Thanks gears for your answer. rolebinding is enough with role view in the namespace for the configmap to be available in container.
I solved the problem with updating dependencies. The Spring boot version with 2.1.8.Release and version of spring could kubernetes 1.1.0.Release didn't work out for me. I suspect to many dependencies added. I cleaned up pom file and that worked well.
Pom.xml
<?xml version="1.0" encoding="UTF-8"?>
<project xmlns="http://maven.apache.org/POM/4.0.0" xmlns:xsi="http://www.w3.org/2001/XMLSchema-instance"
xsi:schemaLocation="http://maven.apache.org/POM/4.0.0 http://maven.apache.org/xsd/maven-4.0.0.xsd">
<modelVersion>4.0.0</modelVersion>
<parent>
<groupId>org.springframework.boot</groupId>
<artifactId>spring-boot-starter-parent</artifactId>
<version>2.2.1.RELEASE</version>
<relativePath/> <!-- lookup parent from repository -->
</parent>
<groupId>com.minikube.sample</groupId>
<artifactId>kubernetes-configmap-reload</artifactId>
<version>0.0.1-SNAPSHOT</version>
<packaging>jar</packaging>
<name>minikube-sample</name>
<description>Demo project for Spring Cloud Kubernetes</description>
<properties>
<project.build.sourceEncoding>UTF-8</project.build.sourceEncoding>
<project.reporting.outputEncoding>UTF-8</project.reporting.outputEncoding>
<java.version>1.8</java.version>
</properties>
<dependencies>
<dependency>
<groupId>org.springframework.boot</groupId>
<artifactId>spring-boot-starter-web</artifactId>
</dependency>
<dependency>
<groupId>org.springframework.boot</groupId>
<artifactId>spring-boot-starter-actuator</artifactId>
</dependency>
<dependency>
<groupId>org.springframework.cloud</groupId>
<artifactId>spring-cloud-starter-kubernetes-config</artifactId>
<version>1.1.0.RELEASE</version>
</dependency>
<dependency>
<groupId>org.projectlombok</groupId>
<artifactId>lombok</artifactId>
<version>1.18.4</version>
<scope>provided</scope>
</dependency>
<dependency>
<groupId>org.springframework.boot</groupId>
<artifactId>spring-boot-starter-test</artifactId>
<scope>test</scope>
</dependency>
<dependency>
<groupId>org.springframework.security</groupId>
<artifactId>spring-security-test</artifactId>
<scope>test</scope>
</dependency>
</dependencies>
<build>
<plugins>
<plugin>
<groupId>org.springframework.boot</groupId>
<artifactId>spring-boot-maven-plugin</artifactId>
</plugin>
</plugins>
</build>
</project>You can find repository link here -- https://github.com/ereshzealous/kubernetes-configmap-reload
Thanks Eresh
The Deployment doesn't have serviceAccountName configured so it uses the default service account.

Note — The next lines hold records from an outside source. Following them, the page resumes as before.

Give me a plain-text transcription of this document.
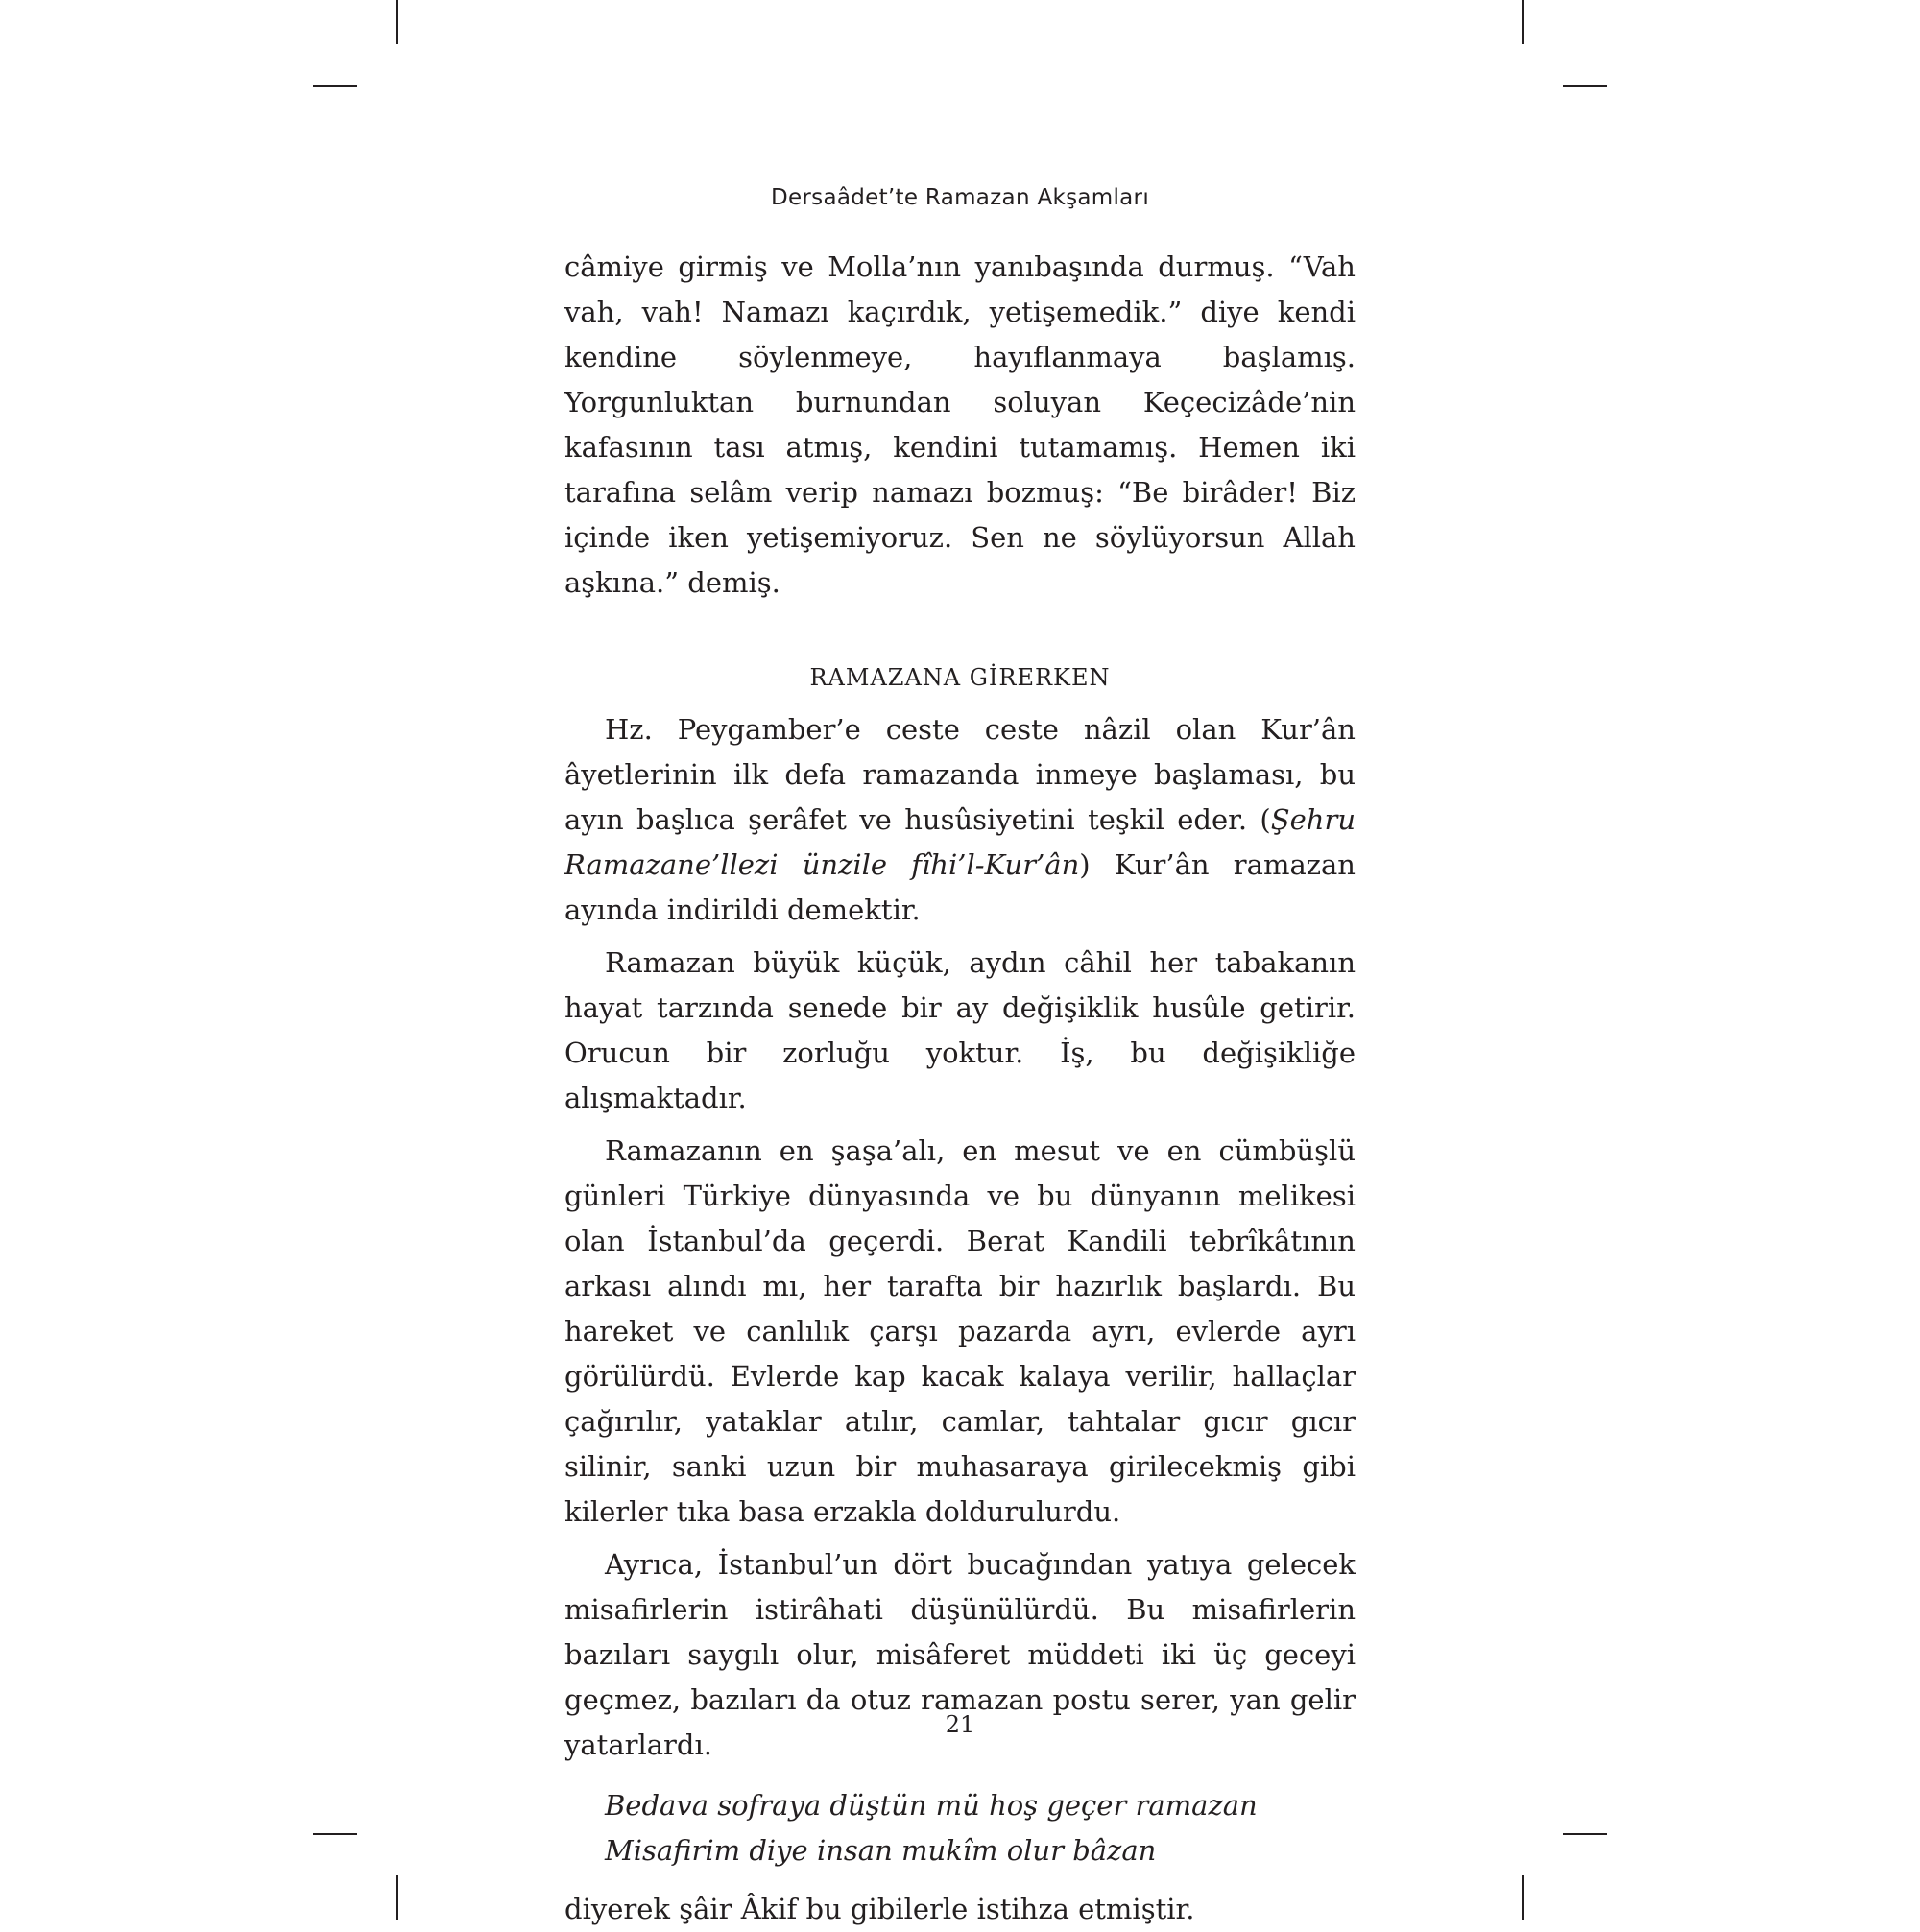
Dersaâdet’te Ramazan Akşamları

câmiye girmiş ve Molla’nın yanıbaşında durmuş. “Vah vah, vah! Namazı kaçırdık, yetişemedik.” diye kendi kendine söylenmeye, hayıflanmaya başlamış. Yorgunluktan burnundan soluyan Keçecizâde’nin kafasının tası atmış, kendini tutamamış. Hemen iki tarafına selâm verip namazı bozmuş: “Be birâder! Biz içinde iken yetişemiyoruz. Sen ne söylüyorsun Allah aşkına.” demiş.

RAMAZANA GİRERKEN

Hz. Peygamber’e ceste ceste nâzil olan Kur’ân âyetlerinin ilk defa ramazanda inmeye başlaması, bu ayın başlıca şerâfet ve husûsiyetini teşkil eder. (Şehru Ramazane’llezi ünzile fîhi’l-Kur’ân) Kur’ân ramazan ayında indirildi demektir.

Ramazan büyük küçük, aydın câhil her tabakanın hayat tarzında senede bir ay değişiklik husûle getirir. Orucun bir zorluğu yoktur. İş, bu değişikliğe alışmaktadır.

Ramazanın en şaşa’alı, en mesut ve en cümbüşlü günleri Türkiye dünyasında ve bu dünyanın melikesi olan İstanbul’da geçerdi. Berat Kandili tebrîkâtının arkası alındı mı, her tarafta bir hazırlık başlardı. Bu hareket ve canlılık çarşı pazarda ayrı, evlerde ayrı görülürdü. Evlerde kap kacak kalaya verilir, hallaçlar çağırılır, yataklar atılır, camlar, tahtalar gıcır gıcır silinir, sanki uzun bir muhasaraya girilecekmiş gibi kilerler tıka basa erzakla doldurulurdu.

Ayrıca, İstanbul’un dört bucağından yatıya gelecek misafirlerin istirâhati düşünülürdü. Bu misafirlerin bazıları saygılı olur, misâferet müddeti iki üç geceyi geçmez, bazıları da otuz ramazan postu serer, yan gelir yatarlardı.

Bedava sofraya düştün mü hoş geçer ramazan
Misafirim diye insan mukîm olur bâzan

diyerek şâir Âkif bu gibilerle istihza etmiştir.

21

The command in the question, however - kubectl create clusterrolebinding ... --serviceaccount=default:minikube... - is for an account named minikube in the default namespace.
Moreover, creating clusterrolebinding may be "too much" when rolebinding for the namespace would work.
With the Deployment being for the default namespace (metadata.namespace: default), this should create a proper rolebinding to grant read-only permission to the default account:
kubectl create rolebinding default-sa-view \
--clusterrole=view \
--serviceaccount=default:default \
--namespace=defaultFor reference, see Using RBAC Authorization.